In a demonstration that some of the old political taboos erected upon the grave of Enoch Powell have been shattered, a Labour leader said that his country was becoming “an island of strangers.”

 

These are astonishing words from any political leader in the United Kingdom, all the more so because it was Tony Blair’s popular Labour government that opened this very chapter in British history. The nearly 30-year period from 1997 to now will have a primary header in the history books, the Demographic and Social Transformation of England. And for once, these words are, it seems, going to be backed by some action. Perhaps the most important (for now) is that the government plans to retroactively extend the residency requirement for the grant of an Indefinite Leave to Remain (roughly, the equivalent of a green card) from five to ten years, timing designed to limit the extent to which the “Boriswave” surge of migrants can take root. This influx followed poorly thought-through changes to visa rules introduced in 2021 — while Boris Johnson was prime minister. The proposed changes are a welcome and overdue first step.

 

Cambridge historian Robert Tombs wrote that if a nation is a people with a sense of kinship, a political identity, and representative institutions, then England may be able to claim to be the oldest nation on Earth.
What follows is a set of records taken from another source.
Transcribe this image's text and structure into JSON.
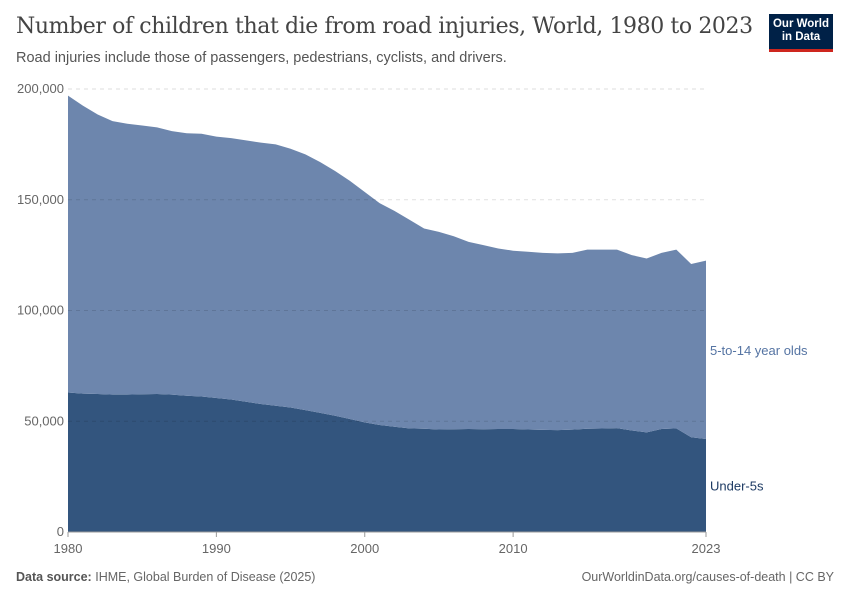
{
  "header": {
    "title": "Number of children that die from road injuries, World, 1980 to 2023",
    "subtitle": "Road injuries include those of passengers, pedestrians, cyclists, and drivers.",
    "logo_line1": "Our World",
    "logo_line2": "in Data"
  },
  "footer": {
    "source_label": "Data source:",
    "source": "IHME, Global Burden of Disease (2025)",
    "credit": "OurWorldinData.org/causes-of-death | CC BY"
  },
  "chart_data": {
    "type": "area",
    "stacked": true,
    "title": "Number of children that die from road injuries, World, 1980 to 2023",
    "xlim": [
      1980,
      2023
    ],
    "ylim": [
      0,
      200000
    ],
    "grid": "horizontal dashed",
    "x_ticks": [
      "1980",
      "1990",
      "2000",
      "2010",
      "2023"
    ],
    "y_ticks": [
      "0",
      "50,000",
      "100,000",
      "150,000",
      "200,000"
    ],
    "x": [
      1980,
      1981,
      1982,
      1983,
      1984,
      1985,
      1986,
      1987,
      1988,
      1989,
      1990,
      1991,
      1992,
      1993,
      1994,
      1995,
      1996,
      1997,
      1998,
      1999,
      2000,
      2001,
      2002,
      2003,
      2004,
      2005,
      2006,
      2007,
      2008,
      2009,
      2010,
      2011,
      2012,
      2013,
      2014,
      2015,
      2016,
      2017,
      2018,
      2019,
      2020,
      2021,
      2022,
      2023
    ],
    "series": [
      {
        "name": "Under-5s",
        "color": "#33557e",
        "label_color": "#1d3a63",
        "values": [
          63000,
          62500,
          62300,
          62000,
          62000,
          62200,
          62300,
          62000,
          61500,
          61200,
          60500,
          59800,
          58800,
          57800,
          57000,
          56200,
          55000,
          53800,
          52500,
          51000,
          49500,
          48300,
          47500,
          46800,
          46600,
          46300,
          46400,
          46500,
          46400,
          46500,
          46500,
          46300,
          46100,
          46000,
          46200,
          46600,
          46700,
          46900,
          45800,
          45000,
          46500,
          46800,
          42800,
          42000
        ]
      },
      {
        "name": "5-to-14 year olds",
        "color": "#6d86ad",
        "label_color": "#5574a3",
        "values": [
          134000,
          130000,
          126200,
          123500,
          122300,
          121300,
          120400,
          119000,
          118500,
          118600,
          118000,
          118000,
          118000,
          118000,
          118000,
          116800,
          115500,
          113200,
          110500,
          107500,
          104000,
          100200,
          97500,
          94200,
          90400,
          89200,
          87100,
          84500,
          83100,
          81500,
          80500,
          80200,
          79900,
          79800,
          79800,
          80900,
          80800,
          80600,
          79200,
          78500,
          79500,
          80700,
          78200,
          80500
        ]
      }
    ]
  }
}
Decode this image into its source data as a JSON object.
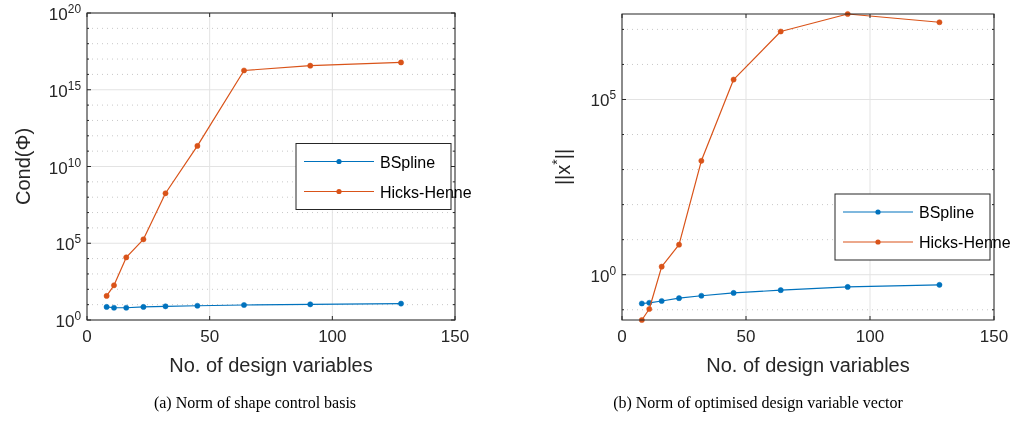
{
  "chart_data": [
    {
      "type": "line",
      "xlabel": "No. of design variables",
      "ylabel": "Cond(Φ)",
      "annotations": [
        "(a)  Norm of shape control basis"
      ],
      "log": "y",
      "grid": true,
      "legend": "right",
      "marker": "circle",
      "line_style": "solid",
      "xlim": [
        0,
        150
      ],
      "xticks": [
        0,
        50,
        100,
        150
      ],
      "ylim": [
        1,
        1e+20
      ],
      "yticks": [
        {
          "value": 1,
          "label": "10$^{0}$"
        },
        {
          "value": 10,
          "label": null
        },
        {
          "value": 100,
          "label": null
        },
        {
          "value": 1000,
          "label": null
        },
        {
          "value": 10000,
          "label": null
        },
        {
          "value": 100000.0,
          "label": "10$^{5}$"
        },
        {
          "value": 1000000.0,
          "label": null
        },
        {
          "value": 10000000.0,
          "label": null
        },
        {
          "value": 100000000.0,
          "label": null
        },
        {
          "value": 1000000000.0,
          "label": null
        },
        {
          "value": 10000000000.0,
          "label": "10$^{10}$"
        },
        {
          "value": 100000000000.0,
          "label": null
        },
        {
          "value": 1000000000000.0,
          "label": null
        },
        {
          "value": 10000000000000.0,
          "label": null
        },
        {
          "value": 100000000000000.0,
          "label": null
        },
        {
          "value": 1000000000000000.0,
          "label": "10$^{15}$"
        },
        {
          "value": 1e+16,
          "label": null
        },
        {
          "value": 1e+17,
          "label": null
        },
        {
          "value": 1e+18,
          "label": null
        },
        {
          "value": 1e+19,
          "label": null
        },
        {
          "value": 1e+20,
          "label": "10$^{20}$"
        }
      ],
      "x": [
        8,
        11,
        16,
        23,
        32,
        45,
        64,
        91,
        128
      ],
      "series": [
        {
          "name": "BSpline",
          "color": "#0072bd",
          "values": [
            7.1,
            6.3,
            6.3,
            7.1,
            7.8,
            8.5,
            9.5,
            10.5,
            11.7
          ]
        },
        {
          "name": "Hicks-Henne",
          "color": "#d95319",
          "values": [
            37,
            182,
            12000,
            180000,
            180000000.0,
            220000000000.0,
            1.8e+16,
            3.7e+16,
            6e+16
          ]
        }
      ]
    },
    {
      "type": "line",
      "xlabel": "No. of design variables",
      "ylabel": "||x$^{*}$||",
      "annotations": [
        "(b)  Norm of optimised design variable vector"
      ],
      "log": "y",
      "grid": true,
      "legend": "bottom right",
      "marker": "circle",
      "line_style": "solid",
      "xlim": [
        0,
        150
      ],
      "xticks": [
        0,
        50,
        100,
        150
      ],
      "ylim": [
        0.051,
        27500000.0
      ],
      "yticks": [
        {
          "value": 0.1,
          "label": null
        },
        {
          "value": 1,
          "label": "10$^{0}$"
        },
        {
          "value": 10,
          "label": null
        },
        {
          "value": 100,
          "label": null
        },
        {
          "value": 1000,
          "label": null
        },
        {
          "value": 10000,
          "label": null
        },
        {
          "value": 100000.0,
          "label": "10$^{5}$"
        },
        {
          "value": 1000000.0,
          "label": null
        },
        {
          "value": 10000000.0,
          "label": null
        }
      ],
      "x": [
        8,
        11,
        16,
        23,
        32,
        45,
        64,
        91,
        128
      ],
      "series": [
        {
          "name": "BSpline",
          "color": "#0072bd",
          "values": [
            0.151,
            0.158,
            0.178,
            0.214,
            0.251,
            0.302,
            0.363,
            0.447,
            0.513
          ]
        },
        {
          "name": "Hicks-Henne",
          "color": "#d95319",
          "values": [
            0.051,
            0.105,
            1.7,
            7.2,
            1780,
            370000,
            8700000.0,
            27500000.0,
            16000000.0
          ]
        }
      ]
    }
  ]
}
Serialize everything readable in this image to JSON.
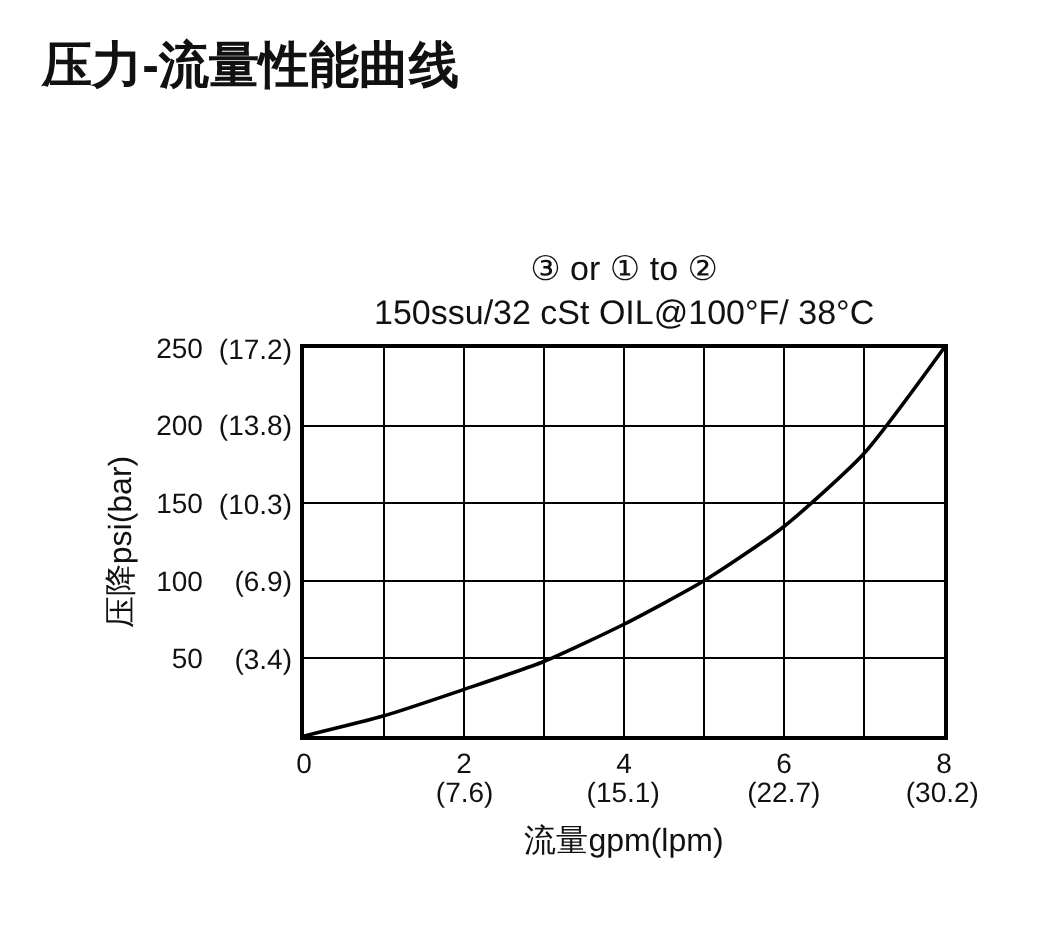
{
  "chart_data": {
    "type": "line",
    "title": "压力-流量性能曲线",
    "subtitle": "③ or ① to ②\n150ssu/32 cSt OIL@100°F/ 38°C",
    "xlabel": "流量gpm(lpm)",
    "ylabel": "压降psi(bar)",
    "x": [
      0,
      1,
      2,
      3,
      4,
      5,
      6,
      7,
      8
    ],
    "series": [
      {
        "color": "#000000",
        "values": [
          0,
          13,
          30,
          48,
          72,
          100,
          135,
          182,
          250
        ]
      }
    ],
    "xlim": [
      0,
      8
    ],
    "xticks": [
      0,
      {
        "value": 1,
        "label": null
      },
      2,
      {
        "value": 3,
        "label": null
      },
      4,
      {
        "value": 5,
        "label": null
      },
      6,
      {
        "value": 7,
        "label": null
      },
      8
    ],
    "x2lim": [
      0,
      30.28
    ],
    "x2ticks": [
      {
        "value": 7.6,
        "label": "(7.6)"
      },
      {
        "value": 15.1,
        "label": "(15.1)"
      },
      {
        "value": 22.7,
        "label": "(22.7)"
      },
      {
        "value": 30.2,
        "label": "(30.2)"
      }
    ],
    "ylim": [
      0,
      250
    ],
    "yticks": [
      50,
      100,
      150,
      200,
      250
    ],
    "y2lim": [
      0,
      17.24
    ],
    "y2ticks": [
      {
        "value": 3.4,
        "label": "(3.4)"
      },
      {
        "value": 6.9,
        "label": "(6.9)"
      },
      {
        "value": 10.3,
        "label": "(10.3)"
      },
      {
        "value": 13.8,
        "label": "(13.8)"
      },
      {
        "value": 17.2,
        "label": "(17.2)"
      }
    ],
    "grid": true,
    "marker": "none",
    "line_style": "solid"
  }
}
And yet England (more than Wales, Scotland, and Northern Ireland) has been utterly transformed since 1997, when Tony Blair’s Labour government sought to remake the nation as a “multi-cultural society.” The foreseeable social problems have been ignored for decades by successive Labour and Conservative governments, vindicating G. K. Chesterton’s century-old observation: “The business of Progressives is to go on making mistakes. The business of Conservatives is to prevent mistakes from being corrected. Even when the revolutionist might himself repent of his revolution, the traditionalist is already defending it as part of his tradition.”

 

Politically, Starmer’s speech is risky. At times, it seems the only words missing from it were, “Nigel Farage was right, there I said it.” Critics believe it could transform the next election into a simple test: Whom do you trust more on immigration, a Reform party that was always sincerely opposed, or a chastened Labour Party? It would be a binary choice from which the Tories are, rather notably, missing. Kemi Badenoch, the Conservatives’ new leader, had recently (and belatedly) proposed doubling the ILR’s residency period, but she has now been outflanked. Starmer can now portray himself as someone who is trying to clean up the worst of the immigration disaster the Tories left behind.

 

Voters worried about immigration may find the choice between Labour and Reform less straightforward than Reform may hope. Starmer’s speech was reportedly crafted by Morgan McSweeney, the notorious Downing Street political Svengali. McSweeney, an Irishman, has seen off a nationalist challenge from the right to Labour before and understands that territory. He’s routinely refocused Labour away from metropolitan lifestyle liberalism, to bread-and-butter issues of government delivering good service. But if Starmer wants to seal the deal with voters tempted by Reform, he will have to do more. In Denmark, the center-left Social Democrats swung behind an immigration policy tougher than Starmer’s and have been rewarded with a sharp drop in support for the populist right. That would be an obvious precedent for Starmer to follow, but he also has to hang on to Labour’s support among Muslim voters, a key constituency he cannot afford to lose. They have started to vote for sectarian alternatives.

 

We praise Starmer guardedly for his courage, while recognizing the cunning behind it. This week’s turnabout should be a lesson to all Tories, and to Republicans here in the United States if they haven’t learned it already. Voters will eventually get what they want. And if they can’t get it from you, someone will make an opportunity of your failure to deliver. We live in an age in which the internet, falling travel fees, and globalization of culture have all dramatically reduced the financial and social costs of emigration. Voters in first-world countries are desperate for a sense of control over their own destinies in this new environment. Starmer’s Labour is now promising exactly that. He has to deliver or he will have finally opened the door to Nigel Farage and the Reform party.